Ее мудрый взгляд наполняется сочувствием. Только один ее взгляд горит безмолвно, и я могу видеть там понимание и боль за меня.

― Я извиняюсь за то, что ответила настолько откровенно. Я не хотела, чтобы вы почувствовали себя не в своей тарелке.

― Ерунда. Если женщина в моем возрасте не способна принять немного правды... ну, тогда... значит, она вовсе и не жила на свете.

― Да, наверное. ― И она права. Черт, я чувствую, будто прожила тысячу лет на земле. Я сомневаюсь, что вы можете меня удивить чем—то. Я могу поклясться, что нет такой боли, которую бы я не испытала.

― Ты надолго планируешь остаться?.. ― она начинает говорить и затем замолкает. ― Прости меня, милая. Было поздно, когда ты вчера приехала, и сейчас я, к сожалению, немного позабыла твое имя.

Это был именно тот решающий момент ― с этой пожилой леди, которая, кажется, имела на все вопросы, которые мне предстояло выяснить, ответы ― когда мне нужно было сделать выбор. Я думала, что мне больше нечего терять, но это не совсем так. Видите ли, где—то глубоко внутри я все еще та же пятилетняя девочка. Она все еще сохранила свою личность, которую я потеряла так давно.

― Элизабет, ― говорю я ей. ― И я не уверена, на какой срок задержусь.

― Ну что же, Элизабет, очень рада, что ты здесь.

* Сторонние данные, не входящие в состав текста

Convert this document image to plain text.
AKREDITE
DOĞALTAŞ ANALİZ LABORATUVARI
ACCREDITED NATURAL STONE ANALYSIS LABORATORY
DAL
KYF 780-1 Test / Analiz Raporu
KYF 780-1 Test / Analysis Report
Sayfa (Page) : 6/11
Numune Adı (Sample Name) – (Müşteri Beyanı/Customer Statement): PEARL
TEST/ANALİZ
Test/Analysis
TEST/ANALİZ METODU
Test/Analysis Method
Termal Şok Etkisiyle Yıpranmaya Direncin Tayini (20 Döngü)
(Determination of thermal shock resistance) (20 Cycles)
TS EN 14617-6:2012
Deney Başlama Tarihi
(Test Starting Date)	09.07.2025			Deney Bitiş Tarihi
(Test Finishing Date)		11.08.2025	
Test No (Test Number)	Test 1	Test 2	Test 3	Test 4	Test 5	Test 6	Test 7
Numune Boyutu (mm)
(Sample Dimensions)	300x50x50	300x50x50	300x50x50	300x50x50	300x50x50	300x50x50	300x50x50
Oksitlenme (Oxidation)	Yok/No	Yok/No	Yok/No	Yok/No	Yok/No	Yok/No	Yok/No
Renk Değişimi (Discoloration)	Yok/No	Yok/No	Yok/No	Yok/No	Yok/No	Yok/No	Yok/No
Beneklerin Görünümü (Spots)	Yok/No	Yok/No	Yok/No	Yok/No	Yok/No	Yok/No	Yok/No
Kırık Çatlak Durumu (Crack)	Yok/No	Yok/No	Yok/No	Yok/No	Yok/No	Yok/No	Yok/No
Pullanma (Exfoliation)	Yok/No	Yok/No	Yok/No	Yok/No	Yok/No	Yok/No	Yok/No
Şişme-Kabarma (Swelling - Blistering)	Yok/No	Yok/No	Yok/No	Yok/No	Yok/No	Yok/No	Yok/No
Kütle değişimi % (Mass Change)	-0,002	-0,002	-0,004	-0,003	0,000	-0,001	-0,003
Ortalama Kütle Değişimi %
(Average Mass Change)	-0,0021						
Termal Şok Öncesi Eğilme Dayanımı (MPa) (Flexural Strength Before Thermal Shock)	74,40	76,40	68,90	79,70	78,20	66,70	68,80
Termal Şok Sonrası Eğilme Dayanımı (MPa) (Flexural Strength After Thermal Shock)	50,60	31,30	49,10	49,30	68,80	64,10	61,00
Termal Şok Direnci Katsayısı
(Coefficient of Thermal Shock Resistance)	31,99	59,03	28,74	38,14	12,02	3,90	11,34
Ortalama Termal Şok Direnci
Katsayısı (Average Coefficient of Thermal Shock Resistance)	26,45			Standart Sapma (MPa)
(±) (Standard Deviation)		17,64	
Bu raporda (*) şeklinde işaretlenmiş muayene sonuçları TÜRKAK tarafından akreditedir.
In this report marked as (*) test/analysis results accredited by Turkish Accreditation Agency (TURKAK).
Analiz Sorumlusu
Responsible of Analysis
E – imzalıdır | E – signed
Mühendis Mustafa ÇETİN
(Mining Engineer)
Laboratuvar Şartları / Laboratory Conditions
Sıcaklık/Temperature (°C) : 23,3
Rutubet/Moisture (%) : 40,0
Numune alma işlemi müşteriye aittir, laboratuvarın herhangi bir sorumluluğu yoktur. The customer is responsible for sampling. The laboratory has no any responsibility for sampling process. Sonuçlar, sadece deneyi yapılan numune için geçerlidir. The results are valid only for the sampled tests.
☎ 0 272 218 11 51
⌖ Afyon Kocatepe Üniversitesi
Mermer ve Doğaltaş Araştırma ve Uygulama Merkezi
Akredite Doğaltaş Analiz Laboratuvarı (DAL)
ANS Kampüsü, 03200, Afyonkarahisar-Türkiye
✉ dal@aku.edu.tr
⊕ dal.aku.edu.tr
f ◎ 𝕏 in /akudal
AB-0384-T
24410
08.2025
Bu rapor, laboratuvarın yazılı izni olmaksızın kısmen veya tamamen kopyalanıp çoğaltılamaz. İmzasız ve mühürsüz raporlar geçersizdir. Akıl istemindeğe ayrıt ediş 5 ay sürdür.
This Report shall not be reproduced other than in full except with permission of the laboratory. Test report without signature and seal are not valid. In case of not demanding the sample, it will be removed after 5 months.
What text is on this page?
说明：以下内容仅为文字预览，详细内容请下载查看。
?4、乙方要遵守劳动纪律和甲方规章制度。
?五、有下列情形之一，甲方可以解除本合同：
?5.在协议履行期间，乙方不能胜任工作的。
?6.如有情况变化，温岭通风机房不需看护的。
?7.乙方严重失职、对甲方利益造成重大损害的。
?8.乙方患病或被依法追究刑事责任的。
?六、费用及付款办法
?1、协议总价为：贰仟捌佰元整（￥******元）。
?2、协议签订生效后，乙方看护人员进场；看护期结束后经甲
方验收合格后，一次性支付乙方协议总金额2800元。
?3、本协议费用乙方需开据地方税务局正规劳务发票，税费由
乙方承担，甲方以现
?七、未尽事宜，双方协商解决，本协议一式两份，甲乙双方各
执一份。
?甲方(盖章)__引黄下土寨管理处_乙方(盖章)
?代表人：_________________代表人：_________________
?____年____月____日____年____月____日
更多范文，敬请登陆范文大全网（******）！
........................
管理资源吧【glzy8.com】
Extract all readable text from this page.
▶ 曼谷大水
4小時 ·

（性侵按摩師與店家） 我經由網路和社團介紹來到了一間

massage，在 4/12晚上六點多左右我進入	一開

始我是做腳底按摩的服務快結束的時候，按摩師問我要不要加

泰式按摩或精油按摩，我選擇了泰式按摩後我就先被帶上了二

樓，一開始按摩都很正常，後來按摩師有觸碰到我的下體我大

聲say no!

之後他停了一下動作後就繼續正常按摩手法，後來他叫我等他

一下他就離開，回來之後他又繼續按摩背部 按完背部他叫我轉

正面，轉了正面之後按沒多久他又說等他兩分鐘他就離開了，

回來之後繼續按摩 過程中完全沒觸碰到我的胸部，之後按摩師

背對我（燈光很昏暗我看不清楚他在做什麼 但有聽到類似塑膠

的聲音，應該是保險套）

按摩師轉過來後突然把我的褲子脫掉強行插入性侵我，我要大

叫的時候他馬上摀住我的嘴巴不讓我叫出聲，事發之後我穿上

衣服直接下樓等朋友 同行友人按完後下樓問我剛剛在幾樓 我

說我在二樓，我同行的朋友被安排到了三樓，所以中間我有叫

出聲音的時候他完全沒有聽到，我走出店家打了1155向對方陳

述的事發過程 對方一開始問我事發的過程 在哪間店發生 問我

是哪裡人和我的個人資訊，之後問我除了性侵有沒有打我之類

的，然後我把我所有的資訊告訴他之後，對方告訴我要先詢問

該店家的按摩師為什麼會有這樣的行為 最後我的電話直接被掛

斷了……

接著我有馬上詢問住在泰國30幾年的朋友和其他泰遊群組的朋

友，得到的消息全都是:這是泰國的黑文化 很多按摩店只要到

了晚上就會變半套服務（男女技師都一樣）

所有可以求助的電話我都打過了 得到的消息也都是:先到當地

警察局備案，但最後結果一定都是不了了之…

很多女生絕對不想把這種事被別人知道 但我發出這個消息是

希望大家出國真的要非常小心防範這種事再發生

Больше не буду отнимать у тебя время. Если тебе что—то понадобится, пожалуйста, дай мне знать, хорошо?

― Спасибо вам.

Я беру свой чай и поднимаюсь наверх в свою комнату, чтобы разобрать чемоданы и немного освежиться. После того как я переоделась и разложила вещи по местам, я смотрю на себя в зеркало, которое стоит на деревянной подставке, расположенной в углу комнаты. Бежевые слаксы, серо—коричневый кашемировой свитер и открытые лакированные туфли—лодочки. Эта та одежда, которую я приобрела, когда играла свою роль. Каждая деталь в моем наряде так и кричит: Нина. Но я в растерянности, потому что не знаю, подходит ли это Элизабет. А какая она вообще? Прошло много времени с того момента, когда я была самой собой. Мне кажется, я потеряла внутреннюю частичку себя в тот ужасный день, когда арестовали моего отца. Я прожила большую часть своей жизни, будто погребенная заживо, избегая мучительной боли, что приносит нам этот мир, пока я не стала Ниной.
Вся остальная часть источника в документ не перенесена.